Be careful; interpreting these plots can be tricky, and sample size plays a big role in how they look. Let me show you some examples of typical shapes you might see — these patterns will probably look familiar when you check your own data.

Let’s do one with our example:

ax = pg.qqplot(np.array(relative_expression), dist='norm', confidence=.95)
ax.set_title('QQ Plot of Relative Expression')
ax.set_xlabel('Normal distribution');ax.set_ylabel('Data distribution')
plt.show()

Our QQ plot reveals that most points align closely with the normal distribution, with a few deviations and an outlier we previously identified. The R² value of 0.904 provides additional insight into the degree of normality. While this value indicates that our data isn’t perfectly normal, it’s remarkably close. Generally, an R² above 0.9 in a QQ plot suggests a strong alignment with normality.

Although the alignment is not perfect, basically all points are within the confidence bands which is the most crucial factor. This ambiguity reflects a common challenge in data analysis. While our data shows reasonable alignment with a normal distribution, it’s not a perfect fit and it displays a positive skew.

Note: I’ve chosen a variable with uncertainty, to show you how complex it can be to make a decision, in practice many times with some variables there are no doubts and from the first moment we know the answer.

3. Now what? Is my data really skewed?

As we wrap up, it’s clear we’ve encountered some ambiguity in our example. Through informal methods, we initially identified non-normality with what seems to be a right-skewed distribution. Besides, our formal approach revealed a different but complementary picture. While not normal, our data were surprisingly close to it.

This ambiguity isn’t unique to our example; it’s a common occurrence in real-world datasets, because it can be a behavior taken as normal or not, depending on the setup used and the objectives. Such situations require careful consideration. We must take the sensitivity of the statistical tools that we are going to use late in our analysis (if we are going to do it at all. Sometimes the descriptive and formal insights we have obtained so far are enough).

Ultimately, this exercise underscores a crucial point: context is king. The interpretation and handling of data ambiguities depend heavily on the specific circumstances of each study. As researchers, it’s our responsibility to consider all these factors when making decisions about data analysis and interpretation. This holistic approach ensures we draw the most accurate and meaningful conclusions from our research.

Here’s an overview of the two methods we’ve used:

The Road to Normal: What Comes After Detection

We learned that non-normal data is quite common in real-world research. However, depending on your analytical needs, you may need to transform a variable to approximate a normal distribution.

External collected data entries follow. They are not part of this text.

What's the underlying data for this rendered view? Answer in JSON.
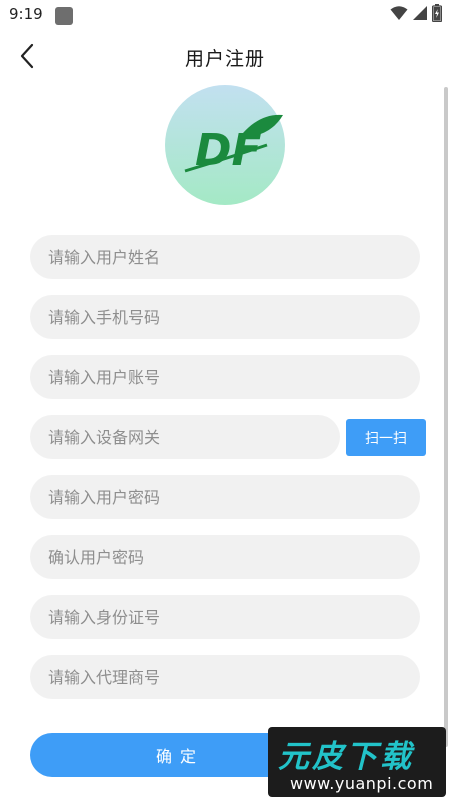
{
  "status_bar": {
    "time": "9:19",
    "icons": [
      "wifi-icon",
      "signal-icon",
      "battery-icon"
    ]
  },
  "header": {
    "title": "用户注册",
    "back_icon": "chevron-left-icon"
  },
  "logo": {
    "text": "DF",
    "icon": "leaf-icon",
    "colors": {
      "gradient_top": "#bfe0ef",
      "gradient_bottom": "#a6e8c7",
      "mark": "#1b8a3e"
    }
  },
  "form": {
    "fields": [
      {
        "placeholder": "请输入用户姓名",
        "value": ""
      },
      {
        "placeholder": "请输入手机号码",
        "value": ""
      },
      {
        "placeholder": "请输入用户账号",
        "value": ""
      },
      {
        "placeholder": "请输入设备网关",
        "value": ""
      },
      {
        "placeholder": "请输入用户密码",
        "value": ""
      },
      {
        "placeholder": "确认用户密码",
        "value": ""
      },
      {
        "placeholder": "请输入身份证号",
        "value": ""
      },
      {
        "placeholder": "请输入代理商号",
        "value": ""
      }
    ],
    "scan_label": "扫一扫",
    "confirm_label": "确定"
  },
  "watermark": {
    "title": "元皮下载",
    "url": "www.yuanpi.com"
  },
  "colors": {
    "accent": "#3e9df7",
    "field_background": "#f1f1f1",
    "placeholder": "#8e8e8e"
  }
}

The next step involves applying transformations and leveraging various statistical tools. We have several methods at our disposal to achieve our objectives. The choice of strategy depends on our specific goals, the nature of our data, and the context of our research. Some approaches are more flexible with departures from normality, while others require stricter adherence. We’ll select the most appropriate method based on these factors.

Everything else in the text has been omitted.